Max sketched and then showed it to Sam. “This shows what the apartment would look like if you took away the walls and only the banding wards were left behind.”
“It looks like a cage!”
Max nodded. “Yes, it does.”
“Those bastards have put my wife in a flat that’s really a cage? That’s beyond fucked up!”
Max decided it would be wise not to mention the bedroom light fitting, and his suspicion that they were particularly concerned about when she slept. “I’m given to understand,” Max said, his voice flat in comparison to Sam’s panic, “that the cages at London Zoo are as much to protect the animals from the visitors as the visitors from the animals.”
“You’re saying they want to keep her safe? But why?”
“Lord Iron’s protection has been placed upon both of you, as we already know. This is no surprise, Sam, it simply confirms that, for some reason, one of the Elemental Court wishes to keep your wife safe. If anything, it demonstrates they’re more interested in her than in you. We just need to determine why.”
“Yes, we bloody well do!” Sam stood. “I don’t want to stay here, this is creeping me out.”
“I’ll look into Neugent, and the company your wife works for,” Max said, putting the notebook away and following him to the door. “If it’s any consolation, the members of the Elemental Court aren’t like the Fae. They don’t toy with innocents and they don’t destroy people’s lives.”
“Not much of a consolation,” Sam muttered, and they left.
Cathy woke with a cold compress on her forehead and the cape gone from her shoulders. She was lying on the new bed in the master suite, William sitting next to her.
“You fainted,” he said before she spoke.
“I don’t faint.” Her head was woolly and her lips were tingling. “My sister does silly things like that, not me.”
“Well, you did it very dramatically. Lucky it was just the butler there, if it had been a lady’s maid there would be gossip about a pregnancy rushing through the house.”

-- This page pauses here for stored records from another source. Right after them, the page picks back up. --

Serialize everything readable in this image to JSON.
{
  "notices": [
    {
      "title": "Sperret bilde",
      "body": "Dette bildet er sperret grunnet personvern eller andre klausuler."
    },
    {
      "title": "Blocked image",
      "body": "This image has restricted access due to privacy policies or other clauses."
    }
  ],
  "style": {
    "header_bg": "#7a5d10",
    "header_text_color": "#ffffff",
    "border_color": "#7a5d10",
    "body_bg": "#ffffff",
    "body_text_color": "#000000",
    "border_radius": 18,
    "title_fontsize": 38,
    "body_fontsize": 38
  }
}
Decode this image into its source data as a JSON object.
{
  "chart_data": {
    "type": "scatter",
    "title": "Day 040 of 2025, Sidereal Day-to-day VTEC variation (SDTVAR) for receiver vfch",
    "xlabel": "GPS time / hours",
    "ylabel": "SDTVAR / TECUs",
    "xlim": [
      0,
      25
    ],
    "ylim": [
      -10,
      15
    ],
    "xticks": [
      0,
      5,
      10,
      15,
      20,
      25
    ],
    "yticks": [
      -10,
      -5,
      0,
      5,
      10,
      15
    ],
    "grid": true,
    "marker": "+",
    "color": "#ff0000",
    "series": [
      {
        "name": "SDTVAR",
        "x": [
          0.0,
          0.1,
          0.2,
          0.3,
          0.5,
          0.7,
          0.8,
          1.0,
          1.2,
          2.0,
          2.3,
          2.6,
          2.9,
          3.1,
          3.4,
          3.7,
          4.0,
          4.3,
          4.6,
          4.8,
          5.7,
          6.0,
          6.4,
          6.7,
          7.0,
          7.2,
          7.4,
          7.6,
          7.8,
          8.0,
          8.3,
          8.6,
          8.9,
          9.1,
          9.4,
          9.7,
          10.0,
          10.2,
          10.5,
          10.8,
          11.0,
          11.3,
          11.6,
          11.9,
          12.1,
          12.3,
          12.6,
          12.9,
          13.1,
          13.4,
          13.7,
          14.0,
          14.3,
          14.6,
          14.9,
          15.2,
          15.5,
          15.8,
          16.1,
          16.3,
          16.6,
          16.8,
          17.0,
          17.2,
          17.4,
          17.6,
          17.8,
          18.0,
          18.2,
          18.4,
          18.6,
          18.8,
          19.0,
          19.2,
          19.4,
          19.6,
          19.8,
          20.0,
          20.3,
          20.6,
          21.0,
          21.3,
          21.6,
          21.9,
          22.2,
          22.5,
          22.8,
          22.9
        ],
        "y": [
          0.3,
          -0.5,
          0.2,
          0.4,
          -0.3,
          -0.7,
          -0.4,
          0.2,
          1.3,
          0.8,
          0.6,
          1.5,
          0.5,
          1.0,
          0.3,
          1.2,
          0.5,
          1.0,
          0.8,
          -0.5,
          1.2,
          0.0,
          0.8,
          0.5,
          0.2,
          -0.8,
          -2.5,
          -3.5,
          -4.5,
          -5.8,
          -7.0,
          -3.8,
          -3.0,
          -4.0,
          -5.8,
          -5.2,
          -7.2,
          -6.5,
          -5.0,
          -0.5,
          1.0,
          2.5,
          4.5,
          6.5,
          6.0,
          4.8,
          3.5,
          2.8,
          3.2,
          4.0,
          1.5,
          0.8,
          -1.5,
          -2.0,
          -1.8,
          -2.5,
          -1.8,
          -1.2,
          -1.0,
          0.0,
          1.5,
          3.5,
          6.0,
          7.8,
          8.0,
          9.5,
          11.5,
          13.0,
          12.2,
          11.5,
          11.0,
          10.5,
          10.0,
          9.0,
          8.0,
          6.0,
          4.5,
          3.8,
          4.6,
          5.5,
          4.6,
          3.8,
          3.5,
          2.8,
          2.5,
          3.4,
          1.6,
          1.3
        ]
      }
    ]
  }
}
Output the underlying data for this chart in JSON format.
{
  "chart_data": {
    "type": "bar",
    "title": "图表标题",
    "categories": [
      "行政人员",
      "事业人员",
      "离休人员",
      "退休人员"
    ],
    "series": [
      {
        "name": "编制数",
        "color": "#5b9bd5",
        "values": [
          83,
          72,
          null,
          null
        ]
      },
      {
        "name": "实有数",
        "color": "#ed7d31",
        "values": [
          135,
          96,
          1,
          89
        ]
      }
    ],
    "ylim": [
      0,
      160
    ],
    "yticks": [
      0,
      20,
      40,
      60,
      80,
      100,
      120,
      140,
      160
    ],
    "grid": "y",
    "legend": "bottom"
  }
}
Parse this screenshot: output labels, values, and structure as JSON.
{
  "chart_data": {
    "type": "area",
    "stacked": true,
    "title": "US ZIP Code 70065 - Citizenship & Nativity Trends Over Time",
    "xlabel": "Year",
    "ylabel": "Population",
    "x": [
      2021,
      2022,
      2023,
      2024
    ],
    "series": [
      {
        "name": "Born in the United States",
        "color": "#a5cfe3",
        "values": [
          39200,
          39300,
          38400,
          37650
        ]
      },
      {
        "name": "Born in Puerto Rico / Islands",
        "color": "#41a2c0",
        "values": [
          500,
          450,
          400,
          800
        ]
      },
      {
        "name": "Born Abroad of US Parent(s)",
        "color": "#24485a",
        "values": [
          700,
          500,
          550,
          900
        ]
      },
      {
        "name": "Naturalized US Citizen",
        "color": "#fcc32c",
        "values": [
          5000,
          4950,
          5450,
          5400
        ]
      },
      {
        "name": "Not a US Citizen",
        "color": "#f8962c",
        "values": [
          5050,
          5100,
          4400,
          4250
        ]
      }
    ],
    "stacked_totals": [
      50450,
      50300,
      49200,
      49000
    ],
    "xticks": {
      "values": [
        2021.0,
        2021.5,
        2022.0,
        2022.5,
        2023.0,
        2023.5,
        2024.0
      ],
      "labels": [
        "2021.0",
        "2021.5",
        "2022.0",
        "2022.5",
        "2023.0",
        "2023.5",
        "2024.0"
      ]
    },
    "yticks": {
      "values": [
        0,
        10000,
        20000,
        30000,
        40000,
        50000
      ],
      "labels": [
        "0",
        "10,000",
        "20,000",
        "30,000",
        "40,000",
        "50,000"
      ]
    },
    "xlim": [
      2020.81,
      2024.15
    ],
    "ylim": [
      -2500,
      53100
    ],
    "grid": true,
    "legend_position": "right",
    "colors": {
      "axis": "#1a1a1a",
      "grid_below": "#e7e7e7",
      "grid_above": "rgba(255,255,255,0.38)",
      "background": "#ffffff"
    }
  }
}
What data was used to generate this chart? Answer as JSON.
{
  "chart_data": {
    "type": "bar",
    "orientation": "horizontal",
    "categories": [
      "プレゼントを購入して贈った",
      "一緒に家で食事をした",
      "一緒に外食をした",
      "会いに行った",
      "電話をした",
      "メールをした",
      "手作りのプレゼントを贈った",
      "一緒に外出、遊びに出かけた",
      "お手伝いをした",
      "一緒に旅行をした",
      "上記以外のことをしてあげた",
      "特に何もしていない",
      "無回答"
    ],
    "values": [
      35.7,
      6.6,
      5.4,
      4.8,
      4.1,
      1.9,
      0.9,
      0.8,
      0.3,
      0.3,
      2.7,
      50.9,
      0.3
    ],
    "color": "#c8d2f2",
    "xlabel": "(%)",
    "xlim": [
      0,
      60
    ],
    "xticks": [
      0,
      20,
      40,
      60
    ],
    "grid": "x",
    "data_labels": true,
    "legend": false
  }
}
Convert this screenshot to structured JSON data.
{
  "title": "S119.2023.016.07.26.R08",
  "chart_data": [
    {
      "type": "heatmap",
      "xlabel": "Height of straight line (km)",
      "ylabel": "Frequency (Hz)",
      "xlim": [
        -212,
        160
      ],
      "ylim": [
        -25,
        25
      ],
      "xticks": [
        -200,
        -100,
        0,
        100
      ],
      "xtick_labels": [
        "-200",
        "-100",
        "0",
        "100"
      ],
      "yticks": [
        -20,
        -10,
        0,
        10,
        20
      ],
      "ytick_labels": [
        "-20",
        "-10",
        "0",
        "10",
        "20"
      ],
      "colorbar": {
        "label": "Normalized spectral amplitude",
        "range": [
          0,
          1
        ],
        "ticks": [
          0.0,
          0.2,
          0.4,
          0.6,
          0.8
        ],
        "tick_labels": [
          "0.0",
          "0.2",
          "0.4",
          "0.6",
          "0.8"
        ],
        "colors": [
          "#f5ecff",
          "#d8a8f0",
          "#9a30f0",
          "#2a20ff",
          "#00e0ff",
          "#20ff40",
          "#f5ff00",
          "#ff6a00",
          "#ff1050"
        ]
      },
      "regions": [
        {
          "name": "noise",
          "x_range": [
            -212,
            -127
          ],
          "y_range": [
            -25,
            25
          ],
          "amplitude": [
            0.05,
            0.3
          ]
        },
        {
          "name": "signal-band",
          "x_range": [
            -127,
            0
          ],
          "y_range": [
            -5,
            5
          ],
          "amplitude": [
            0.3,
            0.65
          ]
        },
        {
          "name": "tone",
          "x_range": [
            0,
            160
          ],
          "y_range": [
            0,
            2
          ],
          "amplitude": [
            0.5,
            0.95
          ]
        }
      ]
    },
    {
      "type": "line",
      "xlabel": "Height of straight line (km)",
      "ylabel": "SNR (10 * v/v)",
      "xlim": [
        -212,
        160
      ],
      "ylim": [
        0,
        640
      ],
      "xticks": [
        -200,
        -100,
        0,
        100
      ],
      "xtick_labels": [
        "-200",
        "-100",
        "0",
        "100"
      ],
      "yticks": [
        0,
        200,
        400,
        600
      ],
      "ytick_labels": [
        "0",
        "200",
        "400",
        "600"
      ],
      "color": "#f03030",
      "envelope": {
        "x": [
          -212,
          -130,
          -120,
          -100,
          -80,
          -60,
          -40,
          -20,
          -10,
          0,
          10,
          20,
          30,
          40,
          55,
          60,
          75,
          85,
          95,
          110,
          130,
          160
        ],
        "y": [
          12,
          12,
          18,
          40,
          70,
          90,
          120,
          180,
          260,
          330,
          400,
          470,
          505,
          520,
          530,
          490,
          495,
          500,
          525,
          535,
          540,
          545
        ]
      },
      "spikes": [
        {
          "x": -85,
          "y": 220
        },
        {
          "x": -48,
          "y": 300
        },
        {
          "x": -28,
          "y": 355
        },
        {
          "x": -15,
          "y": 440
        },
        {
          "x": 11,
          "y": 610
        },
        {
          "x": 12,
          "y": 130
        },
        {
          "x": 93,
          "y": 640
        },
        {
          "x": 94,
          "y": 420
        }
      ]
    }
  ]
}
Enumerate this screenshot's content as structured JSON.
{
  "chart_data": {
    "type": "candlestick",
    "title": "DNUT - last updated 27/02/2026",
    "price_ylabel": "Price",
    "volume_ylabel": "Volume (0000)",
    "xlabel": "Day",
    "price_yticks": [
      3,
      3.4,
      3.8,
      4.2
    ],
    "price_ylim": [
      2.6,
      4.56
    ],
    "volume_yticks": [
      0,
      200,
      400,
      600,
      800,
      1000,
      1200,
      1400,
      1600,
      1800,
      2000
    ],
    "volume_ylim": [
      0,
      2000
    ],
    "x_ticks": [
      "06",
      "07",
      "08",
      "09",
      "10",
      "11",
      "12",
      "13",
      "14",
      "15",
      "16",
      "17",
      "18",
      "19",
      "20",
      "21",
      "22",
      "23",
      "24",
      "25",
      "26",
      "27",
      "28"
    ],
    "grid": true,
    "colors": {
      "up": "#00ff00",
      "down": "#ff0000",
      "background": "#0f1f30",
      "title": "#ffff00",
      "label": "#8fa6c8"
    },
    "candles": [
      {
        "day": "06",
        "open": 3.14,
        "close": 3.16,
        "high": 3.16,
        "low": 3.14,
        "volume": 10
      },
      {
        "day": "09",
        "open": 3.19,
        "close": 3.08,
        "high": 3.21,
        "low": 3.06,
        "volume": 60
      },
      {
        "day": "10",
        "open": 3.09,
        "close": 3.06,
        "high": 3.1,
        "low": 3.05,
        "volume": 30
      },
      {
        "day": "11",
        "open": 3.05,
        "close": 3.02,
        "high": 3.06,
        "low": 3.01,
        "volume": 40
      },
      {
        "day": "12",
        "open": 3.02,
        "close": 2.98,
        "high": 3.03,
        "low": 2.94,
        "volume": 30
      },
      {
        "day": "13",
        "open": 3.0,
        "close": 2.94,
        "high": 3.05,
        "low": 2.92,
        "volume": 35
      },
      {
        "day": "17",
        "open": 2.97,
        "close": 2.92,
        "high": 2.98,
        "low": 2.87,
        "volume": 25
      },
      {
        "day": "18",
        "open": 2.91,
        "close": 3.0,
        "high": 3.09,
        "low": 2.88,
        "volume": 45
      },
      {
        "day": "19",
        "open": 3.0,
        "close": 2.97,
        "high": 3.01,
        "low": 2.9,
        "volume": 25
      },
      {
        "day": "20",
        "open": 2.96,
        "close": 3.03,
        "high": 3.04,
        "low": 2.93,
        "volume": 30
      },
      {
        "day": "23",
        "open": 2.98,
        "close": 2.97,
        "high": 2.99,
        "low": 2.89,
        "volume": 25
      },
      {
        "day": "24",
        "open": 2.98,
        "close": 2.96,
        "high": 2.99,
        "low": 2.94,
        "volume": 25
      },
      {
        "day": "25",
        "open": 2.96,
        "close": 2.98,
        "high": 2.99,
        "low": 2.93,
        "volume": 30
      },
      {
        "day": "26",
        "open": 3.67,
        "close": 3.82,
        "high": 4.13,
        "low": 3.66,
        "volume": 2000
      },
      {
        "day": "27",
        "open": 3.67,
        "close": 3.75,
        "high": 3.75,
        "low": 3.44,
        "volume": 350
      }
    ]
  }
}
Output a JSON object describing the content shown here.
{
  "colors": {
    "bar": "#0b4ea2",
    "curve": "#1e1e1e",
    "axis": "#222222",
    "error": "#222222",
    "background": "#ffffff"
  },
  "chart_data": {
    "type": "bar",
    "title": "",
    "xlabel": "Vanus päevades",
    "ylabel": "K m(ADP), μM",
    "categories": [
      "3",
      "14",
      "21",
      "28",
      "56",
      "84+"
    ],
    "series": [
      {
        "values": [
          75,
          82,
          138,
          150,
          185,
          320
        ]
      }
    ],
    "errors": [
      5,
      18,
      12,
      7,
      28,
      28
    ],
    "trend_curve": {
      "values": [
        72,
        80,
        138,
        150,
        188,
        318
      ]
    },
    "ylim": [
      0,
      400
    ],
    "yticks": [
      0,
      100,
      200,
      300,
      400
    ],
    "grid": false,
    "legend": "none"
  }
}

“No worries on that front.” He was holding her hand again. She tutted and pulled it away. “You don’t have to do that when we’re alone, you know,” she said, pulling herself up and trying to ignore the way the room span.
“I was concerned,” he said stiffly and helped her onto her feet.
“I’m just tired.” She held onto one of the posts to steady herself. “Obviously there’s no other reason.” She wondered briefly if Lord Poppy was interfering, but the teardrop diamond had turned back into a tear as soon as she had left the Oak with William. And why make her faint anyway? The possibility that it could have simply been too upsetting to see the place she was expected to populate with babies made her horrendously ashamed of herself.
“You were pale at the top of the stairs. Is something troubling you? Is it the house?”
“No. We’ll rattle around inside like marbles, but there’s nothing wrong with it.”
“Good.” He smiled. “Only you could say that. Most women would gush with excitement.”
“I don’t gush either,” she said. Not with you, anyway, she thought.
“Will you permit me to approach you?” he asked.
She frowned. “What for?”
He moved closer, rested his hands on her shoulders. “Welcome to your new home, Catherine Reticulata-Iris,” he said softly, and gently kissed her cheek.
A blush competed with the frown. “Will you please stop that.”
“At least you have some colour in your cheeks again,” he said, and she pushed him away.
She was about to make some kind of excuse to extricate herself from his non-magical charm offensive, when the bedroom door rattled violently.
“Letterboxer,” they said simultaneously and a gilded letterbox appeared in the door. A letter shot through, skidding into the middle of the floor. As William picked it up, another came through, then, just as the letterbox started to fade, it reappeared again, precipitating a burst of letters as if they were being fired from a Gatling gun. After a brief pause the letterbox stretched and a large package wrapped in brown paper and tied with string tumbled through.